A lo largo de los primeros cuatro meses de Trump en el cargo, las opiniones sobre sus tácticas y su gestión de diversos asuntos han sido diversas. Su índice de aprobación, inicialmente positivo, se redujo a negativo; desde finales de abril, se ha vuelto menos negativo, situándose ahora en un 50,2 % de desaprobación y un 45,9 % de aprobación, según el promedio de RCP . Si bien la aprobación de Trump se resiente en temas como la economía y la inflación, su capacidad de negociación y la inmigración siguen siendo un factor de gran confianza entre los estadounidenses.

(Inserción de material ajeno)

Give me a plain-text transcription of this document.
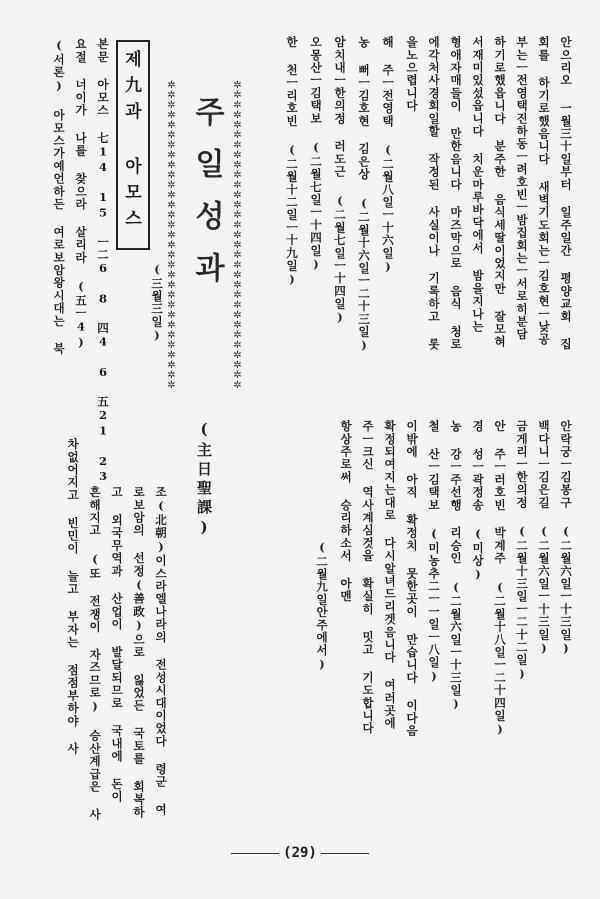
안으리오 一월三十일부터 일주일간 평양교회 집
회를 하기로했음니다 새벽기도회는ㅡ김호현ㅡ낮공
부는ㅡ전영택진하동ㅡ려호빈ㅡ밤집회는ㅡ서로히분담
하기로했읍니다 분주한 음식세딸이었지만 잘모혀
서재미있섰읍니다 치운마루바닥에서 밤을지나는
형애자매들이 만한음니다 마즈막으로 음식 청로
에각처사경회일할 작정된 사실이나 기록하고 롯
을노으렵니다
해 주ㅡ전영택 (二월八일ㅡ十六일)
농 뻐ㅡ김호현 김은상 (二월十六일ㅡ二十三일)
암치내ㅡ한의정 러도근 (二월七일ㅡ十四일)
오몽산ㅡ김택보 (二월七일ㅡ十四일)
한 천ㅡ리호빈 (二월十二일ㅡ十九일)
✲✲✲✲✲✲✲✲✲✲✲✲✲✲✲✲✲✲✲✲✲✲✲✲✲✲✲✲✲✲✲
✲✲✲✲✲✲✲✲✲✲✲✲✲✲✲✲✲✲✲✲✲✲✲✲✲✲✲✲✲✲✲ 주일성과
제九과 아모스
(三월三일)
본문 아모스 七14 15 ㅡ二6 8 四4 6 五21 23
요절 너이가 나를 찾으라 살리라 (五ㅡ4)
(서론) 아모스가예언하든 여로보암왕시대는 북
안락궁ㅡ김봉구 (二월六일ㅡ十三일)
백다니ㅡ김은길 (二월六일ㅡ十三일)
금게리ㅡ한의정 (二월十三일ㅡ二十二일)
안 주ㅡ러호빈 박계주 (二월十八일ㅡ二十四일)
경 성ㅡ곽정송 (미상)
농 강ㅡ주선행 리승인 (二월六일ㅡ十三일)
철 산ㅡ김택보 (미농추二ㅡ一일ㅡ八일)
이밖에 아직 확정치 못한곳이 만습니다 이다음
확정되여지는대로 다시알녀드리겟음니다 여러곳에
주ㅡ크신 역사계심것을 확실히 밋고 기도합니다
항상주로써 승리하소서 아멘
(二월九일안주에서)
(主日聖課)
조(北朝)이스라엘나라의 전성시대이었다 령군 여
로보암의 선정(善政)으로 잃었든 국토를 회복하
고 외국무역과 산업이 발달되므로 국내에 돈이
흔해지고 (또 전쟁이 자즈므로) 승산계급은 사
차없어지고 빈민이 늘고 부자는 점점부하야 사
(29)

Según la última encuesta de The Economist/YouGov , realizada del 9 al 12 de mayo entre 1786 adultos estadounidenses, los estadounidenses expresan una confianza considerable en la capacidad de Trump para imponer su voluntad. Al preguntarles si estaban de acuerdo con la afirmación «Donald Trump puede conseguir que la gente haga lo que él quiere», el 59 % estuvo de acuerdo, mientras que solo el 20 % discrepó. Su capacidad negociadora quedó patente en varios anuncios esta semana, incluyendo acuerdos comerciales con China y el Reino Unido, así como el regreso del último rehén estadounidense vivo retenido por Hamás.

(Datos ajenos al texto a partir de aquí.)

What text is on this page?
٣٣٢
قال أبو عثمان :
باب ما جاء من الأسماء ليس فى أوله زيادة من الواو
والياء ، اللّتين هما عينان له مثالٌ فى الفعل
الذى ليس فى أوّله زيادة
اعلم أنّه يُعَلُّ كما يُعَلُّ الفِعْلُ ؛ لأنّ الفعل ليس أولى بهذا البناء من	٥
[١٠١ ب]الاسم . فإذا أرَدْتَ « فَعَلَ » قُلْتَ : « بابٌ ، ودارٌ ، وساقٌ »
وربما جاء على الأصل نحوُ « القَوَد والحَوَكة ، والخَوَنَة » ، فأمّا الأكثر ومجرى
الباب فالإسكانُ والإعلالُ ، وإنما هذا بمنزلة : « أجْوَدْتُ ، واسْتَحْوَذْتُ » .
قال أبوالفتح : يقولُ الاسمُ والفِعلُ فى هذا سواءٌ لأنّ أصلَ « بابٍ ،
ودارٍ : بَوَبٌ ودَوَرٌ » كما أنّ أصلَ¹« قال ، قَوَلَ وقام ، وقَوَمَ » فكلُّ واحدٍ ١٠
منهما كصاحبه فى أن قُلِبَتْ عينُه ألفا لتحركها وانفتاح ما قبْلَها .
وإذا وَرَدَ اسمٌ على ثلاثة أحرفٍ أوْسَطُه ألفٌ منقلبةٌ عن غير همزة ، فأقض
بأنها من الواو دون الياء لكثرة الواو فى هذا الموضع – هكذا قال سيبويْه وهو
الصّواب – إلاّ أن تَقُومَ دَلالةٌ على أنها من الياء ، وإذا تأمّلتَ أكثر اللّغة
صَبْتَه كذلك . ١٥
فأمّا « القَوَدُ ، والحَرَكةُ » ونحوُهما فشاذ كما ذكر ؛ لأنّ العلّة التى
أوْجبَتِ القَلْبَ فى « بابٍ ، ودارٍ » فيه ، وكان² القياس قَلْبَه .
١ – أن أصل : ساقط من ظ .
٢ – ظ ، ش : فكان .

A pesar de la confianza en su capacidad de negociación, persisten las preocupaciones sobre la economía, en gran parte debido al persistente problema arancelario. En cuanto a la inflación, solo el 35% aprobó la gestión de Trump, mientras que el 57% la desaprobó. En cuanto a la economía en general, el 42% la aprobó, mientras que el 50% la desaprobó, según la encuesta de The Economist/YouGov.
Estas calificaciones negativas se producen a pesar de los indicadores económicos relativamente sólidos al comienzo de la presidencia de Trump. Tras los elevados aranceles anunciados el 2 de abril, el Informe del Índice de Precios al Consumidor de abril reveló que los precios aumentaron solo un 2,3 % durante el último año, la tasa de inflación más baja desde febrero de 2021. El desempleo también se mantuvo bajo en abril, en un 4,2 %. El mercado bursátil también se ha recuperado de la caída relacionada con los aranceles, con el S&P 500 subiendo un 18 % desde su mínimo del 8 de abril.
Sin embargo, la dirección positiva de la economía no se ha percibido ampliamente. Al preguntar sobre el impacto de los aranceles de Trump en los precios, el 44 % afirmó creer que los precios aumentarían «mucho», el 30 % afirmó que aumentarían «ligeramente» y solo el 14 % afirmó no esperar cambios o una disminución de los precios. Además, el 53 % afirmó creer que los aranceles perjudicarían la economía, mientras que solo el 30 % afirmó que la ayudarían. En general, el 50 % afirmó que la economía está empeorando, mientras que solo el 21 % afirmó que está mejorando.
Incluso en las industrias que los aranceles pretenden proteger, persiste el escepticismo. Entre los encuestados, el 37 % afirmó creer que los aranceles perjudicarían a la industria manufacturera estadounidense, mientras que el 38 % afirmó que los beneficiarían. Al preguntar a quién se vería más perjudicado por una guerra comercial, el 41 % respondió que Estados Unidos, mientras que el 32 % respondió que el resto del mundo, a pesar de que Estados Unidos importa más de lo que exporta.
Otras áreas de alto rendimiento para Trump son la inmigración y la delincuencia. Según la encuesta de The Economist/YouGov, mantiene un índice de aprobación neto de +4 en inmigración (50% frente a 46%), y un índice neto de +9 en delincuencia (49% frente a 40%). Estas cifras se han recuperado tras haber caído en abril en medio de la controversia sobre las deportaciones y las dudas sobre su justificación.